6. Sales enablement technology is currently a $780M market, and it is expected to be worth $5B by 2021 (Aragon Research).
If you require one piece of research to explain the large influx of VC cash in the sales enablement category, then this is it. The market conditions are currently attractive - increasing numbers of sales enablement teams are launching, their budgets are growing, most are using outdated tools and there’s no category leader. It’s a huge, untapped opportunity and has rightly piqued the interest of the VC community.
7. Searches for “sales enablement” on Google increased by 51.2% year over year (Google Trends).
Using Google search data it’s easy to take a snapshot of interest around sales enablement - and see how it’s grown in recent years. This insight can be used to provide an overview of demand within the category and shows that people are interested in a number of areas related to sales enablement, most notably, the Sales Enablement Society, industry best practises and tools. The fact people are interested in professional membership, and are actively looking for best practises and tools are some of the forces which make the category attractive to VCs.
8. 7.2% of companies have a standalone sales enablement platform to share content with sales teams (CSO Insights).
This finding goes a long way to explaining why we’ve seen a dramatic increase in vendors selling products positioned as “sales enablement tools” and VCs investment in the category. Today, at most companies, the tools that sales enablement teams use are, at best not designed for the job they’re being used for, and at worse, unfit for purpose. All the numbers suggest that demand for sales enablement tools and technology will only increase in the coming years.
9. Companies with a sales enablement team are 52% more likely to have a sales process that’s tightly aligned with the buyer’s journey (HighSpot).
Within the software as a service (SaaS) industry, it’s crucial to have a sales process that is aligned to the buyer’s journey. Reason being is that today’s buyers are more empowered, demanding and complicated than ever before. As a result, a sales enablement team can add huge value by helping sales reps navigate this new reality with content, training, tools and resources.
10. 59.9% of companies plan to increase their sales force over the next 12 months (CSO Insights).
With most businesses expecting to hire more sales reps in the year ahead, in my mind the next logical step is when, not if they also to plan to invest in a sales enablement function. I’m sure this statistic will be used to convince business leaders that if their company is growing and hiring new sales reps, then investing in a sales enablement team is a shrewd move that will increase sales performance and revenue.

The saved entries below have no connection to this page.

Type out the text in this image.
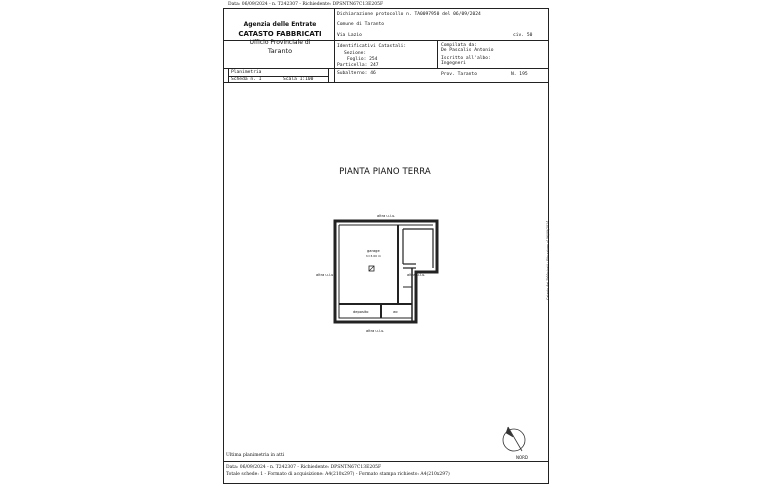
Data: 06/09/2024 - n. T242307 - Richiedente: DPSNTN67C13E205F
Agenzia delle Entrate
CATASTO FABBRICATI
Ufficio Provinciale di
Taranto
Dichiarazione protocollo n. TA0097950 del 06/09/2024
Comune di Taranto
Via Lazio	civ. 50
Identificativi Catastali:
Sezione:
Foglio: 254
Particella: 247
Subalterno: 46
Compilata da:
De Pascalis Antonio
Iscritto all'albo:
Ingegneri
Prov. Taranto	N. 195
Planimetria
Scheda n. 1	Scala 1:100
PIANTA PIANO TERRA
garage
h=3.00 m
deposito	wc
altra u.i.u.
altra u.i.u.	altra u.i.u.
altra u.i.u.
NORD
Ultima planimetria in atti
Data: 06/09/2024 - n. T242307 - Richiedente: DPSNTN67C13E205F
Totale schede: 1 - Formato di acquisizione: A4(210x297) - Formato stampa richiesto: A4(210x297)
Catasto dei Fabbricati - Situazione al 06/09/2024
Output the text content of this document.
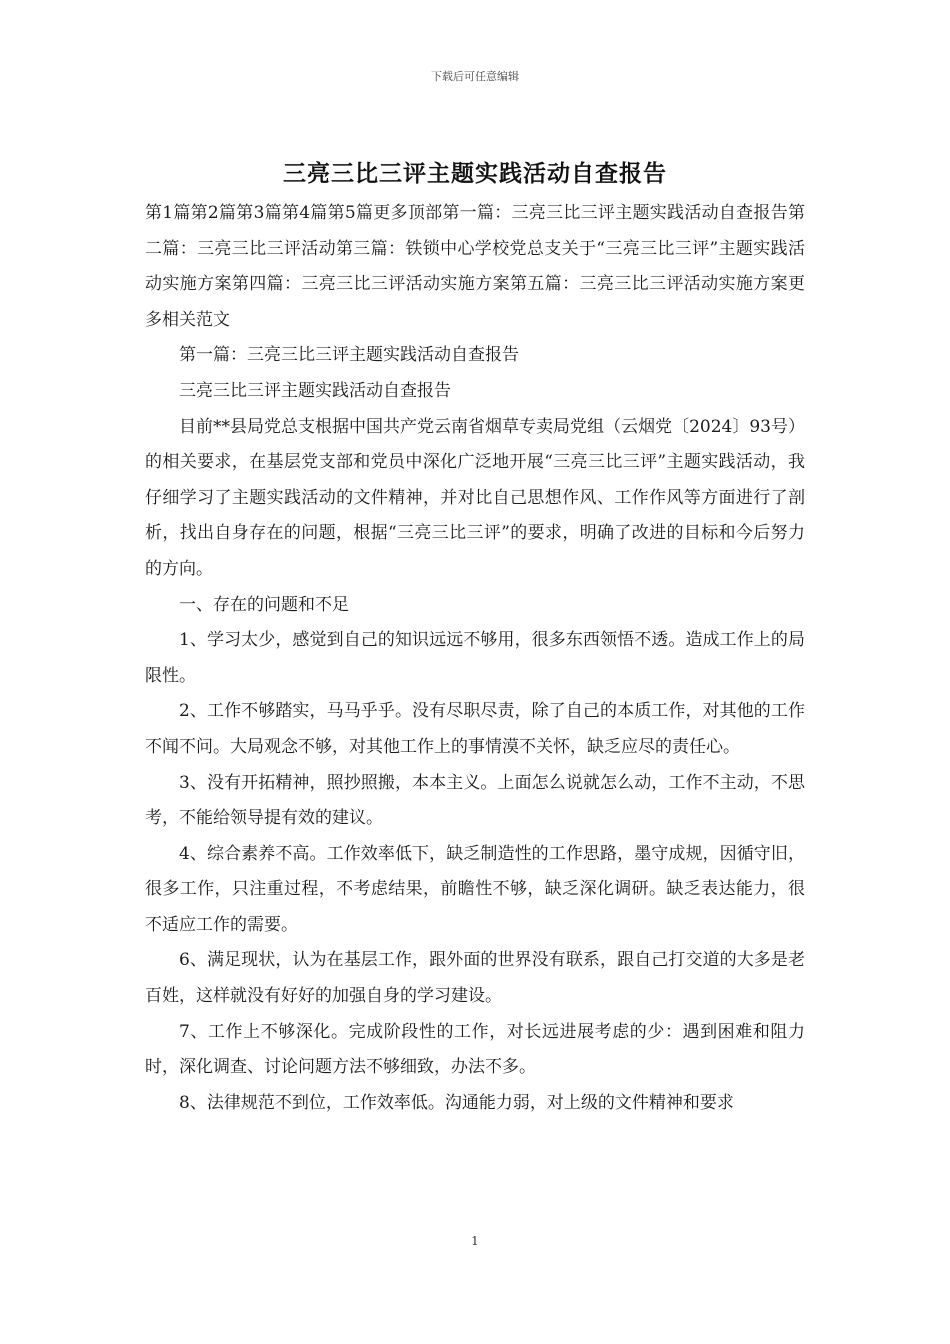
下载后可任意编辑
三亮三比三评主题实践活动自查报告

第1篇第2篇第3篇第4篇第5篇更多顶部第一篇：三亮三比三评主题实践活动自查报告第二篇：三亮三比三评活动第三篇：铁锁中心学校党总支关于“三亮三比三评”主题实践活动实施方案第四篇：三亮三比三评活动实施方案第五篇：三亮三比三评活动实施方案更多相关范文

第一篇：三亮三比三评主题实践活动自查报告

三亮三比三评主题实践活动自查报告

目前**县局党总支根据中国共产党云南省烟草专卖局党组（云烟党〔2024〕93号）的相关要求，在基层党支部和党员中深化广泛地开展“三亮三比三评”主题实践活动，我仔细学习了主题实践活动的文件精神，并对比自己思想作风、工作作风等方面进行了剖析，找出自身存在的问题，根据“三亮三比三评”的要求，明确了改进的目标和今后努力的方向。

一、存在的问题和不足

1、学习太少，感觉到自己的知识远远不够用，很多东西领悟不透。造成工作上的局限性。

2、工作不够踏实，马马乎乎。没有尽职尽责，除了自己的本质工作，对其他的工作不闻不问。大局观念不够，对其他工作上的事情漠不关怀，缺乏应尽的责任心。

3、没有开拓精神，照抄照搬，本本主义。上面怎么说就怎么动，工作不主动，不思考，不能给领导提有效的建议。

4、综合素养不高。工作效率低下，缺乏制造性的工作思路，墨守成规，因循守旧，很多工作，只注重过程，不考虑结果，前瞻性不够，缺乏深化调研。缺乏表达能力，很不适应工作的需要。

6、满足现状，认为在基层工作，跟外面的世界没有联系，跟自己打交道的大多是老百姓，这样就没有好好的加强自身的学习建设。

7、工作上不够深化。完成阶段性的工作，对长远进展考虑的少：遇到困难和阻力时，深化调查、讨论问题方法不够细致，办法不多。

8、法律规范不到位，工作效率低。沟通能力弱，对上级的文件精神和要求

1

To conclude, I believe that we, the people currently working in and figuring out sales enablement need to get better at making the case for the function to exist. While vendors should play a part in this, it’s my view that most of the responsibility lies squarely with us practitioners. Admittedly, this will take hard work and some trial and error, but the truly exciting part is that those working within sales enablement today, have an opportunity to shape the industry of tomorrow. But, to ensure we realise this opportunity, we must build on the momentum currently shown in the category - an important step we can, must and should take together is the creation of a bank of sales enablement industry data that is easily accessible.
While data is by no means the only factor that businesses consider when they invest in the creation of a sales enablement function, it does play an important role in building credibility, allaying fears and showing potential value. Data and research is perhaps only the first step on the path to building a sales enablement team, but as is often the case, the first step is the hardest and most important - and that’s why we have to get this right. Our industry depends on it.